1. A cross-view geographic positioning method based on multi-modal data, the method comprising: respectively preprocessing an optical image and a satellite image to obtain a preprocessed optical image and a preprocessed satellite image; Utilizing an intermediate layer of the first feature extraction network and introducing a normalization layer to perform feature extraction on the preprocessed optical image to obtain optical features; performing feature extraction on the preprocessed satellite image by using a second feature extraction network and a feature pyramid network to obtain SAR features; the optical characteristics and the SAR characteristics are subjected to weighted characteristic fusion to obtain a fusion characteristic image, and the fusion characteristic image is stored in a characteristic library; And carrying out similarity calculation on the image to be queried and the fusion feature image in the feature library to obtain geographic coordinates.
2. The multi-modal data-based cross-view geographic positioning method as claimed in claim 1, wherein the step of utilizing the intermediate layer of the first feature extraction network and introducing a normalization layer to perform feature extraction on the preprocessed optical image to obtain the optical features includes: inputting the preprocessed optical image into ResNet network, extracting intermediate feature images with resolution of 56×56, 28×28 and 14×14 at layer 2, layer 3 and layer 4 of ResNet network respectively; and respectively introducing a normalized layer after extracting the intermediate feature map in each layer, and mapping the features in the inclined view to a standard top view space by using an affine transformation matrix to obtain optical features.

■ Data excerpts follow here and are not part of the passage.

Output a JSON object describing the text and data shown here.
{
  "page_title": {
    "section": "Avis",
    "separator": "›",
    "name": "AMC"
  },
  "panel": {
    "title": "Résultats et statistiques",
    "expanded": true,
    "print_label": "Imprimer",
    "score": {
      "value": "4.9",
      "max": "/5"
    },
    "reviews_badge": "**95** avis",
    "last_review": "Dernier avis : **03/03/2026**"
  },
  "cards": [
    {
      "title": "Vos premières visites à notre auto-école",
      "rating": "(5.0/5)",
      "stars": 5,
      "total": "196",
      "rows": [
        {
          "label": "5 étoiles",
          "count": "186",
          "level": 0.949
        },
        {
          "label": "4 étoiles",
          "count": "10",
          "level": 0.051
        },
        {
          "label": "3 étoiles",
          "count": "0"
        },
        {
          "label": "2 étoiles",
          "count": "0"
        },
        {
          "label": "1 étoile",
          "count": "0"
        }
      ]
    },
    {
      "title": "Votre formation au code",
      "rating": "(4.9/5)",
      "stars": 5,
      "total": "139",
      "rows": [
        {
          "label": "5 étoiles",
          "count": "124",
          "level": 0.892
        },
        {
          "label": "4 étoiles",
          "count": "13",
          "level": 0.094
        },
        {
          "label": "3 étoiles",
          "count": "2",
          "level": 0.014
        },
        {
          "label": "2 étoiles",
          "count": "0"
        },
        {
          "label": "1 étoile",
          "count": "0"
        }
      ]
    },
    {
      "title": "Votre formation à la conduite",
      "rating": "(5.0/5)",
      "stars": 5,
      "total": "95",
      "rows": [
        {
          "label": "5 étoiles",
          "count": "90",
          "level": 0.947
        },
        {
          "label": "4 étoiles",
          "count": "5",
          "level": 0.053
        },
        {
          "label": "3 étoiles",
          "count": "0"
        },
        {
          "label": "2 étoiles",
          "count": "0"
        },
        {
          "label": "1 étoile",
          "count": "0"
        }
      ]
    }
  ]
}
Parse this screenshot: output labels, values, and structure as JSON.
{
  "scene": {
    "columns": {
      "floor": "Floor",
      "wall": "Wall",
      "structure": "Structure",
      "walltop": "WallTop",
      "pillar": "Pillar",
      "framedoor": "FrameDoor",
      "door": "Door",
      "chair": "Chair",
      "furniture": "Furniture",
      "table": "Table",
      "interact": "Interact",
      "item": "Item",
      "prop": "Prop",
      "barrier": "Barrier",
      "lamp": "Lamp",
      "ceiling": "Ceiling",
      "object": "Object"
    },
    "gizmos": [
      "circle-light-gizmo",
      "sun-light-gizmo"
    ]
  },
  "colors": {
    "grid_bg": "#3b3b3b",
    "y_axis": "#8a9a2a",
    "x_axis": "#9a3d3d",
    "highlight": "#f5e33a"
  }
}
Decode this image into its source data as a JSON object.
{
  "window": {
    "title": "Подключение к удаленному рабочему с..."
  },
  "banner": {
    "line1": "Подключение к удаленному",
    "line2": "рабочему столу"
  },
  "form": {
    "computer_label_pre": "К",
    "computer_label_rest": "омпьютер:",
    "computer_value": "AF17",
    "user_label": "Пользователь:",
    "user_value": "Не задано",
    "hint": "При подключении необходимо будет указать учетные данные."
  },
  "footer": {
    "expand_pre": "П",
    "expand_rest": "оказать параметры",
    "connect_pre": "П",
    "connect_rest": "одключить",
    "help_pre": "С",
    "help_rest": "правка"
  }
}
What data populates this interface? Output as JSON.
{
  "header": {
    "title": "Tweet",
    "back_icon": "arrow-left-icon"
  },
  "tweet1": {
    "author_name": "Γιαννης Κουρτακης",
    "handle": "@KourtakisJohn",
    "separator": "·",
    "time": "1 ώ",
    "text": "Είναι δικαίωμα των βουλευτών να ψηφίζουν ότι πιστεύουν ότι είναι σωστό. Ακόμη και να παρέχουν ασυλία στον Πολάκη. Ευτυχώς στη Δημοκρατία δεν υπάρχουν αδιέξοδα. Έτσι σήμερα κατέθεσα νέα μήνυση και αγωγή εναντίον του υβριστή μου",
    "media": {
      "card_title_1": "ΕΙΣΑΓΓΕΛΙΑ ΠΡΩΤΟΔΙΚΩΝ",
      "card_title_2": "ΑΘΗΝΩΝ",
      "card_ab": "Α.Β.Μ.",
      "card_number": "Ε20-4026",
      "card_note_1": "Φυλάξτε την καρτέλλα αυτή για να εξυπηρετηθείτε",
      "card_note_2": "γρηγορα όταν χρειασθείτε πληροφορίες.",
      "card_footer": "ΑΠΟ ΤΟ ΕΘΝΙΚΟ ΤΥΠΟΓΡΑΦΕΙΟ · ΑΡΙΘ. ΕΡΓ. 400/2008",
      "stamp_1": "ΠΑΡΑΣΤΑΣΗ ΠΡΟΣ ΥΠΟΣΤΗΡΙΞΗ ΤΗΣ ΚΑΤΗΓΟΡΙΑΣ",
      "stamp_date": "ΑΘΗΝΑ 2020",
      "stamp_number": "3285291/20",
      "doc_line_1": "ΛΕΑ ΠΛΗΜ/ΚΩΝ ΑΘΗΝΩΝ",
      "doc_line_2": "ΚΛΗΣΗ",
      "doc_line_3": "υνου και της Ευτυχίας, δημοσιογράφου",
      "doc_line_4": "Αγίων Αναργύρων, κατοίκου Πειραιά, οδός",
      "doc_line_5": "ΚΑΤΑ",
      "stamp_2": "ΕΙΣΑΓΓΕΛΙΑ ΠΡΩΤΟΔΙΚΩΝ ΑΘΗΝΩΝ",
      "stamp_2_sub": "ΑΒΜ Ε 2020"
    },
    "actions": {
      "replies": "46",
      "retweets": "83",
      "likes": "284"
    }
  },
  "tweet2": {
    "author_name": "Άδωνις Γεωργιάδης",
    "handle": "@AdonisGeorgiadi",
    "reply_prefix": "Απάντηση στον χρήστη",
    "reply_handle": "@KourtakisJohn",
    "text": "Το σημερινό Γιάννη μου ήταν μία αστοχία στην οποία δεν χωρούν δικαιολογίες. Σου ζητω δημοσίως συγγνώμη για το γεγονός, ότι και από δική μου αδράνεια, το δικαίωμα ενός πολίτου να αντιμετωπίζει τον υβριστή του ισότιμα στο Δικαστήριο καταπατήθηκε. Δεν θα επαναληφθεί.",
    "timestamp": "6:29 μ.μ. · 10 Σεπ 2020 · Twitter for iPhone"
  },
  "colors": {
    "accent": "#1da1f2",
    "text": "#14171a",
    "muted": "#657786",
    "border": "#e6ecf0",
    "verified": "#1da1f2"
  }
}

3. The multi-modal data-based cross-view geographic positioning method as set forth in claim 2, wherein the feature extraction of the preprocessed satellite image using the second feature extraction network and the feature pyramid network to obtain SAR features includes: Inputting the satellite image into DenseNet network for multi-layer feature extraction to obtain multi-layer feature map; Up-sampling a high-level feature map in the multi-level feature map to the same resolution of a bottom-level feature map by utilizing a feature pyramid network through bilinear interpolation to obtain an aligned feature map; and carrying out channel adjustment on the alignment feature map by using 1X 1 convolution, and carrying out fusion according to element summation to obtain SAR features.
4. The multi-modal data-based cross-view geographic positioning method as claimed in claim 1, wherein the step of performing weighted feature fusion on the optical features and the SAR features to obtain a fused feature image includes: Let the optical characteristics be (F O ) and the SAR characteristics be (F S ); Projecting (F O ) and (F S ) into a query space, a key space, and a value space, respectively: Q O ＝W Q F O ,K S ＝W K F S ,V S ＝W V F S ; wherein, (W Q )、(W K )、(W V ) is a leachable projection matrix; The attention weight is calculated by: Where α is the attention weight, softmax is the normalization function, and (d k ) is the dimension of the key vector; The SAR features are weighted by the attention weight, and the process is expressed as follows: F S '＝αV S ; The attention weighted SAR features are fused with the original optical features to obtain a fused feature image, and the process is expressed as follows: F fused ＝F O +λF S '; Wherein F fused is a fusion feature, and lambda is a learnable fusion weight parameter.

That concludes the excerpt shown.